The author brilliantly compares the signs on a birch bark manuscript from a
recently established private museum,  the Sultani Museum, in Kabul (on the
basis of photographs available on the Western Himalaya Archive, Vienna),
with the Indus signs as available on Indus seals etc. of ca. 2500 BCE.

In view of the observed properties of birch bark, it would seem reasonable
to exclude the possibility that we have here a piece of writing from the
time of the Indus civilization (C-dates are not available).
The folio is conserved in a box with perhaps 16th century C.E. paintings of
horse riding and maybe polo playing men.
A close analysis of the writing leads Lucy Zuberbuehler to
formulate (i.a.) the following important observation:
"The inability to locate any obvious ink failure could mean that the Kabul
manuscript was written with a reservoir pen. This type of pen purportedly
existed as early as the 10th century in the Islamic world" (p. 15).
Suppose the folio is 1/2 a millennium or even, somehow, 2 millennia old (as
the oldest currently available birch bark mss fragments): the gap with the
Indus civilization period is in either case still enormous.

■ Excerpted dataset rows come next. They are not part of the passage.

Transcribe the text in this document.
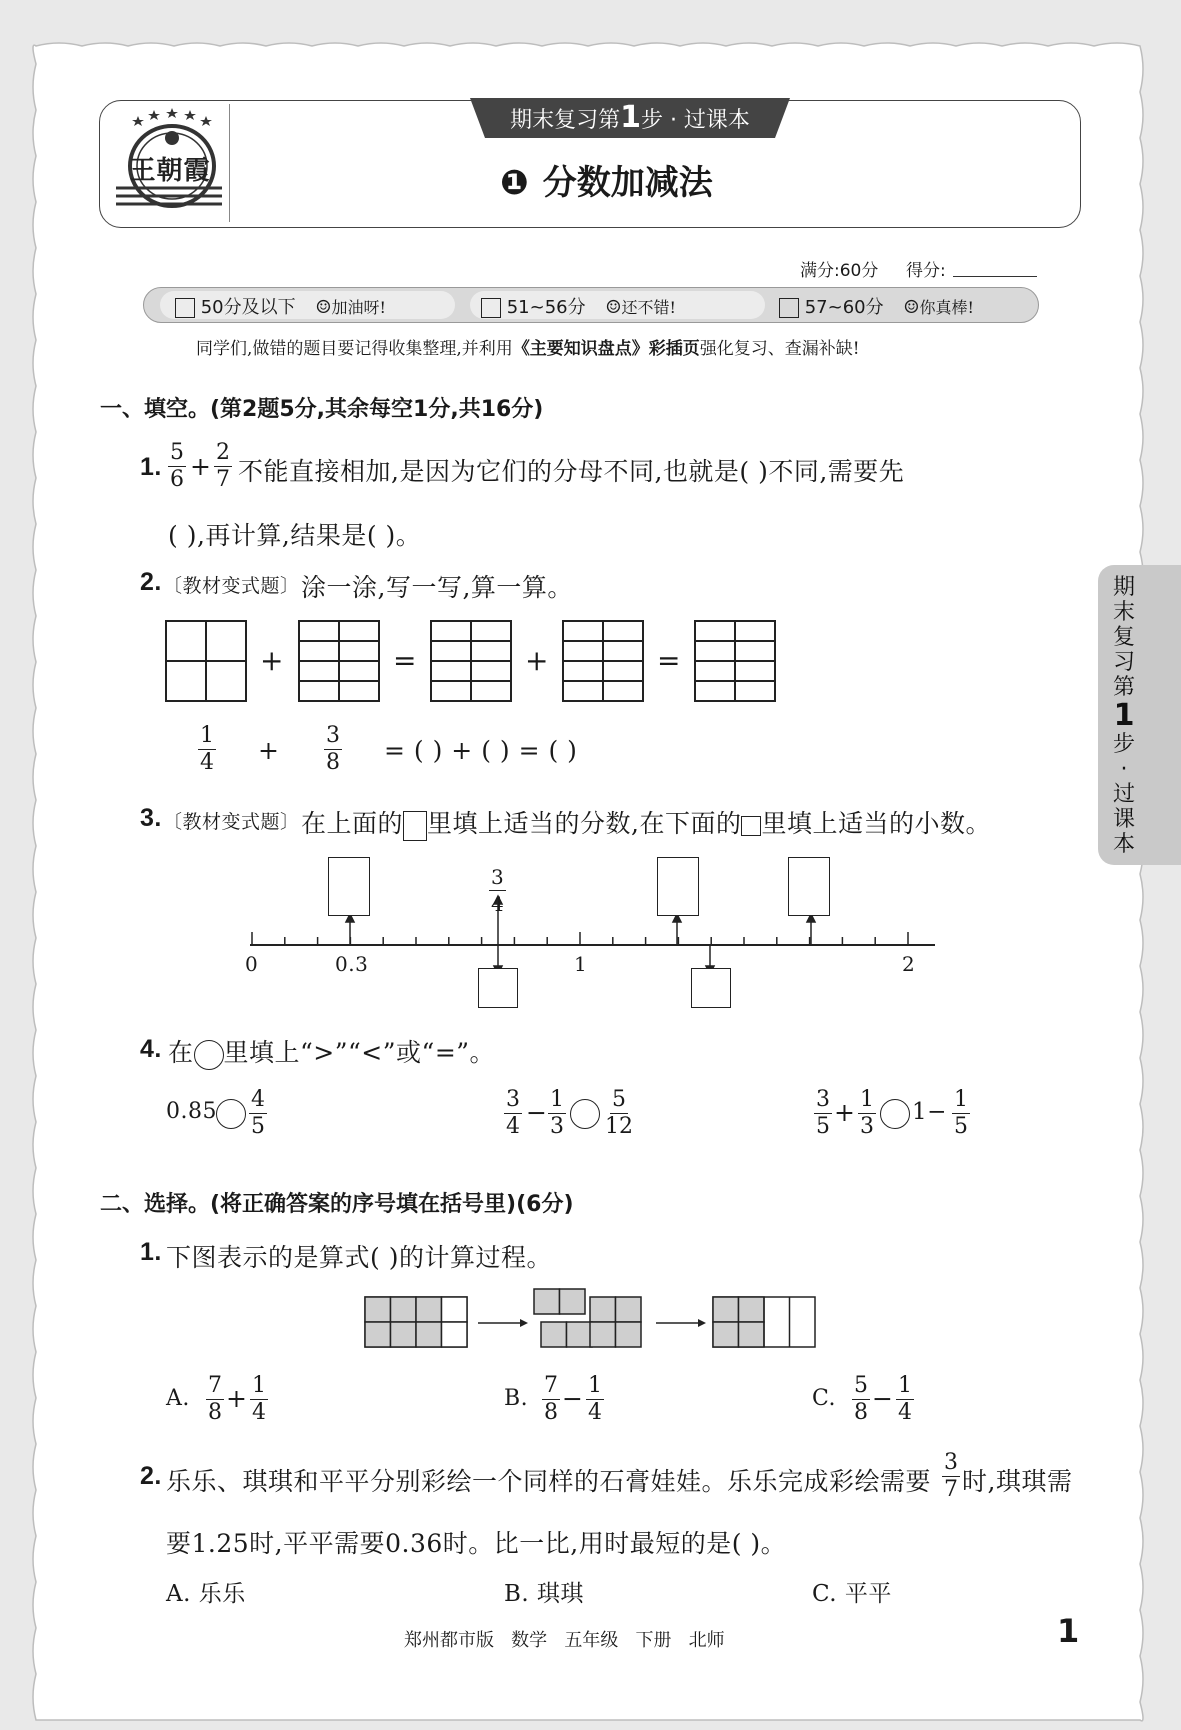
王朝霞
期末复习第1步 · 过课本
❶ 分数加减法
满分:60分 得分:
50分及以下 ☺加油呀!	51~56分 ☺还不错!	57~60分 ☺你真棒!
同学们,做错的题目要记得收集整理,并利用《主要知识盘点》彩插页强化复习、查漏补缺!
一、填空。(第2题5分,其余每空1分,共16分)
1. $\frac{5}{6} + \frac{2}{7}$ 不能直接相加,是因为它们的分母不同,也就是( )不同,需要先
( ),再计算,结果是( )。
2. 〔教材变式题〕 涂一涂,写一写,算一算。
+	=	+	=
$\frac{1}{4} + \frac{3}{8}$ = ( ) + ( ) = ( )
3. 〔教材变式题〕 在上面的 里填上适当的分数,在下面的 里填上适当的小数。
0	0.3	1	2
$\frac{3}{4}$
4. 在 里填上“>”“<”或“=”。
$0.85 \frac{4}{5}$	$\frac{3}{4} - \frac{1}{3} \frac{5}{12}$	$\frac{3}{5} + \frac{1}{3} 1- \frac{1}{5}$
二、选择。(将正确答案的序号填在括号里)(6分)
1. 下图表示的是算式( )的计算过程。
A. $\frac{7}{8} + \frac{1}{4}$	B. $\frac{7}{8} - \frac{1}{4}$	C. $\frac{5}{8} - \frac{1}{4}$
2. 乐乐、琪琪和平平分别彩绘一个同样的石膏娃娃。乐乐完成彩绘需要 $\frac{3}{7}$ 时,琪琪需
要1.25时,平平需要0.36时。比一比,用时最短的是( )。
A. 乐乐	B. 琪琪	C. 平平
期
末
复
习
第
1
步
·
过
课
本
郑州都市版   数学   五年级   下册   北师	1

If the signs on this folio do have a syllabic or alphabetic value and if
they do represent a "living" script, their correspondence with the much
older Indus signs is simply TOO exact, since in other living scripts, at
least alphabetic and syllabic-alphabetic ones, significant cummulative
modifications are observed every two centuries or so (unless printing
Did someone copy the signs (perhaps several centuries ago) from some other
object without knowing what the signs represented? Did the signs fail to
evolve significantly as they had a non-alphabetic and non-syllabic function
also for the one who wrote the signs on the folio? Finally, can any
functional continuity be accepted between the use of signs in the Indus
civilization and the use of similar signs on the Kabul manuscript, around
two or rather three millennia later?